The prevalence of childhood trauma in America has been studied for many decades. While exact numbers can be hard to pin down, research studies and community surveys have found that as many as two-thirds of American children report experiencing a traumatic event by the age of 16. This can include physical abuse, neglect, poverty, domestic violence, community or school violence, medical trauma, auto accidents, acts of terrorism, war experiences, natural disasters, suicides and other traumatic losses.
Until recently the impact of these experiences on students’ ability to learn and function in school has been poorly understood. That is beginning to change. Research is now providing a clear link between childhood trauma and a wide variety of challenges that have impacted our education system. Fortunately, it is also providing evidence of how teachers and other educators can make a difference.
Education Northwest has published a free resource, “A Practitioner’s Guide to Educating Traumatized Children,” that provides insights drawn from the latest research, as well as a set of trauma-informed classroom practices for educators.
“Without even knowing it, teachers have dealt with trauma’s impacts for generations,” says author Basha Krasnoff. “Research strongly indicates that educators can moderate the effects of trauma by forging strong relationships with traumatized children and providing a safe and supportive learning environment.”
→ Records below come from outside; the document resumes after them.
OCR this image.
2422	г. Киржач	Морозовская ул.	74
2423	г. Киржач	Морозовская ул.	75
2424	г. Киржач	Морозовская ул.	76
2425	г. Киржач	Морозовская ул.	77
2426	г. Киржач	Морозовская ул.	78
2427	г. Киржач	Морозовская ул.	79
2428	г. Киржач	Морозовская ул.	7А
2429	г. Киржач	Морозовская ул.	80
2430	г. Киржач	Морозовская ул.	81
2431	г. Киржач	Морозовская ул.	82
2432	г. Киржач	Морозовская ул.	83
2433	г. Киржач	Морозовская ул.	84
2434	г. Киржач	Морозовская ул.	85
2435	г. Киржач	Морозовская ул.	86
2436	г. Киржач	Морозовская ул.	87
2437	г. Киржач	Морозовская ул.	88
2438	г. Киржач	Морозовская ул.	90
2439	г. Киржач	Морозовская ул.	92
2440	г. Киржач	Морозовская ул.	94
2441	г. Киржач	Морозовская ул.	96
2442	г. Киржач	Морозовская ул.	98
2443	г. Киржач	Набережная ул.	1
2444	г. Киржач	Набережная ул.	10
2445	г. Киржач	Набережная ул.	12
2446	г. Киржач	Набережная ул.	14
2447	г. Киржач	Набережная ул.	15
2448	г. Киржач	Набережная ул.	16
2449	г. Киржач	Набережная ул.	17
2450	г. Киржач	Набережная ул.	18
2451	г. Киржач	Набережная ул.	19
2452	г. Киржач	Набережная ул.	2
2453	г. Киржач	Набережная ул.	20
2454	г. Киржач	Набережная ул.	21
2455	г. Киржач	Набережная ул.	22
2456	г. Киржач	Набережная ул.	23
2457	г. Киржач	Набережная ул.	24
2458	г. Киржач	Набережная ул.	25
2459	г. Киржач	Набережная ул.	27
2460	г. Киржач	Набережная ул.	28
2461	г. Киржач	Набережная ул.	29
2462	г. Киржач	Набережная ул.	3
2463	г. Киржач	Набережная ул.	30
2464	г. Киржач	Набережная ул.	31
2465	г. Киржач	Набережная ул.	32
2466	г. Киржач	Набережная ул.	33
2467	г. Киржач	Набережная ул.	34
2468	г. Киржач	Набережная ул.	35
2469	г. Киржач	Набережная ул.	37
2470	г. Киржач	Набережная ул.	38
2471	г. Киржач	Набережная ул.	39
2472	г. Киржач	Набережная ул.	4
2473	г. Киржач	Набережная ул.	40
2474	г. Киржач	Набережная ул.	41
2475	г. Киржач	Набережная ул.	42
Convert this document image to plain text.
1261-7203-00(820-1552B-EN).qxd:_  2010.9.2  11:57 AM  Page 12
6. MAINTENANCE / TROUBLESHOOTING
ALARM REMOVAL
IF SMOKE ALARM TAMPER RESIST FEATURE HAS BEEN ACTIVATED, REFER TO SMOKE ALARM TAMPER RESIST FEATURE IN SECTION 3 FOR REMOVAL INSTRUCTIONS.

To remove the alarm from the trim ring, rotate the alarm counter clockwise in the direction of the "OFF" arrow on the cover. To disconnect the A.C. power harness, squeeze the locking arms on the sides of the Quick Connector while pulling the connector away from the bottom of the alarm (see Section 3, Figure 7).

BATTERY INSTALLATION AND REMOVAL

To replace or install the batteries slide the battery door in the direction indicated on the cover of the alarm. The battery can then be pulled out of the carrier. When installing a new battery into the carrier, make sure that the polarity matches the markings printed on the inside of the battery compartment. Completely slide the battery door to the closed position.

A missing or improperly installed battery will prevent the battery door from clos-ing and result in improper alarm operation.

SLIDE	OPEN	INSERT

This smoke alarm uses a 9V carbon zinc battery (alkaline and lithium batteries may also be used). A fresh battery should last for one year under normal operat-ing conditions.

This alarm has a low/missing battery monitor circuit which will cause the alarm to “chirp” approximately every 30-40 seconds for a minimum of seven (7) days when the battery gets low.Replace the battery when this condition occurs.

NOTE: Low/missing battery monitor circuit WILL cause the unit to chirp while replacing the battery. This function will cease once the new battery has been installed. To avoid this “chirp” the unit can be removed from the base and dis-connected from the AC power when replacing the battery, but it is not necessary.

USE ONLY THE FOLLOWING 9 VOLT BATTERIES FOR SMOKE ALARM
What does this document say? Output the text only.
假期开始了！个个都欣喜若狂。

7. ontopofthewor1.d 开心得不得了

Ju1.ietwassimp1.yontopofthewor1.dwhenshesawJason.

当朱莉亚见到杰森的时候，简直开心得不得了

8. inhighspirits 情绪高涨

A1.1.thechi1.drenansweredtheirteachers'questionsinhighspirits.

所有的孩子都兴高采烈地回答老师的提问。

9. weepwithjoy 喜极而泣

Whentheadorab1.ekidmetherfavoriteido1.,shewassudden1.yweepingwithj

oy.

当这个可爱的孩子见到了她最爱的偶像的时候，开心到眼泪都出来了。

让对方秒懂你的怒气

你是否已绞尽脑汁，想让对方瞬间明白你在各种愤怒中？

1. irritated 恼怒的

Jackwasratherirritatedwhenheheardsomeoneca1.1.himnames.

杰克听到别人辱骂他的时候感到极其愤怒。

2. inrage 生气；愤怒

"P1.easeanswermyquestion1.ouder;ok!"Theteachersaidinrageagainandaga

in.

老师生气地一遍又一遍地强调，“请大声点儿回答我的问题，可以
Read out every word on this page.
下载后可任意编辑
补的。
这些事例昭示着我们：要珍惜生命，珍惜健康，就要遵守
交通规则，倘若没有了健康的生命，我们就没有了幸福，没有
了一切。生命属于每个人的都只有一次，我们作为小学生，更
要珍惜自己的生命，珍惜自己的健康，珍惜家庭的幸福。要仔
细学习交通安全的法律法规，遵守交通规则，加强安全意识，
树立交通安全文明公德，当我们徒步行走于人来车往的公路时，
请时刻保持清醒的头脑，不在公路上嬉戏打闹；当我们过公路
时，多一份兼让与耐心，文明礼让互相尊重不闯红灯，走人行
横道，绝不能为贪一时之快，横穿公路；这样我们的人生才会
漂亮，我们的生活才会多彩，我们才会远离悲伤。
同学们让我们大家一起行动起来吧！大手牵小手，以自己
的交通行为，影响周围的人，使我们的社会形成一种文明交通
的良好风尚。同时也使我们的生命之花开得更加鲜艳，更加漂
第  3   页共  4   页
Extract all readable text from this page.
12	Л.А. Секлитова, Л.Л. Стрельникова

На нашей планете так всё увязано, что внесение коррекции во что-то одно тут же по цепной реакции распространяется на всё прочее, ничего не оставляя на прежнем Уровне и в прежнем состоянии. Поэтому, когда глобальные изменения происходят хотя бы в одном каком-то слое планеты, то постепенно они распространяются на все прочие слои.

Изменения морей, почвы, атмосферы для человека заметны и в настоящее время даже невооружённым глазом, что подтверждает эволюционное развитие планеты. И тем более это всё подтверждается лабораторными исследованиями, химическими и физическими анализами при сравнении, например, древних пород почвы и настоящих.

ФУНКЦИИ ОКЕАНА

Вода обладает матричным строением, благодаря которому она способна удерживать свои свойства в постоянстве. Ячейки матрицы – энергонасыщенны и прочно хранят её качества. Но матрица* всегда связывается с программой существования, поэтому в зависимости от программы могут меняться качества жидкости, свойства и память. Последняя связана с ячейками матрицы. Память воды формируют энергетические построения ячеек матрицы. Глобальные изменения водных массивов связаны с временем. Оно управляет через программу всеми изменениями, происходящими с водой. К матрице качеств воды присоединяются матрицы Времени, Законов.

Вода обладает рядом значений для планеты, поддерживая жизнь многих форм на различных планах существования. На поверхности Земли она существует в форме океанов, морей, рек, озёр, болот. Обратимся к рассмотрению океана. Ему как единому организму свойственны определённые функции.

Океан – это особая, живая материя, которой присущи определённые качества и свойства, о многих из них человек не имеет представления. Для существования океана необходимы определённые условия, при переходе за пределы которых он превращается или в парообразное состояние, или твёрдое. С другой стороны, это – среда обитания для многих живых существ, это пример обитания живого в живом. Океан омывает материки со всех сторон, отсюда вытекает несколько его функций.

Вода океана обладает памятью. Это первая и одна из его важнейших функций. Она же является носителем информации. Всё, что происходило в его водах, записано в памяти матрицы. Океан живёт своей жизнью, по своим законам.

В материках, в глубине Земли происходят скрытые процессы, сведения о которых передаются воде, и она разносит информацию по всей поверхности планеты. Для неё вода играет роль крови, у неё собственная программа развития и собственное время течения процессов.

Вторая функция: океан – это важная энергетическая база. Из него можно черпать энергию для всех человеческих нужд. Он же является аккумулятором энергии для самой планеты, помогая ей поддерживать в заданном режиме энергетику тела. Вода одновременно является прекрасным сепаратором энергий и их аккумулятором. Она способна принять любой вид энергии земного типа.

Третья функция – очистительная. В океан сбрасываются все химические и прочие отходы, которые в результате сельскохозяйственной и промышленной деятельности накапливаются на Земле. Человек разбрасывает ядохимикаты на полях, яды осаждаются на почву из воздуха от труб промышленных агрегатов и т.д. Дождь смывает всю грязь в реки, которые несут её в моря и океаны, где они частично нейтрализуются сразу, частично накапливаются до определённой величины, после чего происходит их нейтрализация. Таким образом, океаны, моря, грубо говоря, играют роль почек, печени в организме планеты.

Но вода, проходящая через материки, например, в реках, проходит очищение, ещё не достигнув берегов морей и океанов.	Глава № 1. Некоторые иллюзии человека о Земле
Teachers and other mentors can help traumatized children reestablish normal functioning of their bodies’ and brains’ stress-response systems through intense and ongoing positive social interactions.
“Succeeding in school is an accomplishment that carries more weight for traumatized children,” Krasnoff says, “because for them, school either confirms that the world is filled with unresponsive threatening adults and peers, or it provides an opportunity to learn that some places are safe, stimulating and even fun.”